This chart provided by @RealVovochka about user activity and volume on dYdX’s web platform is really interesting.
It’s an aggregated chart of users, which doesn’t allow us to accurately attribute the data that could demonstrate retention. A first conclusion could be that the incentive program is not successfully attracting a massive number of new traders, which would certainly offset the loss of current traders. The second conclusion is that, assuming there isn’t a significant influx of new users, there is a strong trend of these traders leaving the platform.
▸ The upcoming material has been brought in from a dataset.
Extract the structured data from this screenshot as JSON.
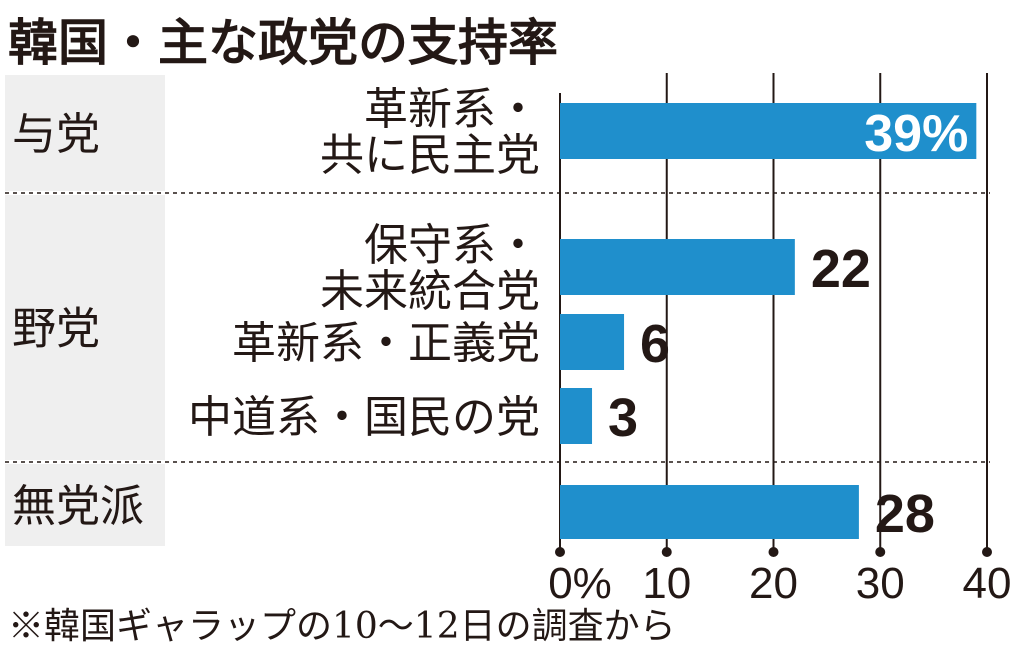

Can we solve this problem with incentives? I don’t think that’s the solution. The reality for derivatives brokers is that most of their leveraged users do not manage to be profitable in the long term. This table summarizes the issues. On some platforms, this rate even exceeds 85%, and that’s despite the fact that the statistics in some cases downplay these percentages. This is why CFD brokers are among the companies with the largest marketing budgets (we can see them advertising with the most important football teams in Europe). This is partly because it is common for them not to hedge clients’ trades in the market, but rather to take the opposite position directly against the clients. This creates a huge conflict of interest. Can we change this reality? I believe there are mechanisms to do so, and also to partially subsidize these clients’ losses to give them opportunities to become profitable. But I think that simply subsidizing the losses, without providing education and without seeking to offer more sustainable trading operations, is a short-term strategy. To identify those traders who are indeed profitable—which are few—it is necessary to allocate a large part of the budget to attracting more traders to the platform. As I suggested, we should focus on funding those who prove to be sustainable, as they are the clients with whom we really have some hope of achieving retention. Incentives in crypto, I believe, are an excellent tool to open the door to creating value for the project, but we need to understand the dynamics of traditional futures trading models, because with such similar operations, I believe we can learn a lot about how to grow these brokers.
20 million is an excellent budget that I believe we must ensure generates significant value. In 2024, the project has achieved fees of 24 million, highlighting the considerable effort this program represents for the protocol.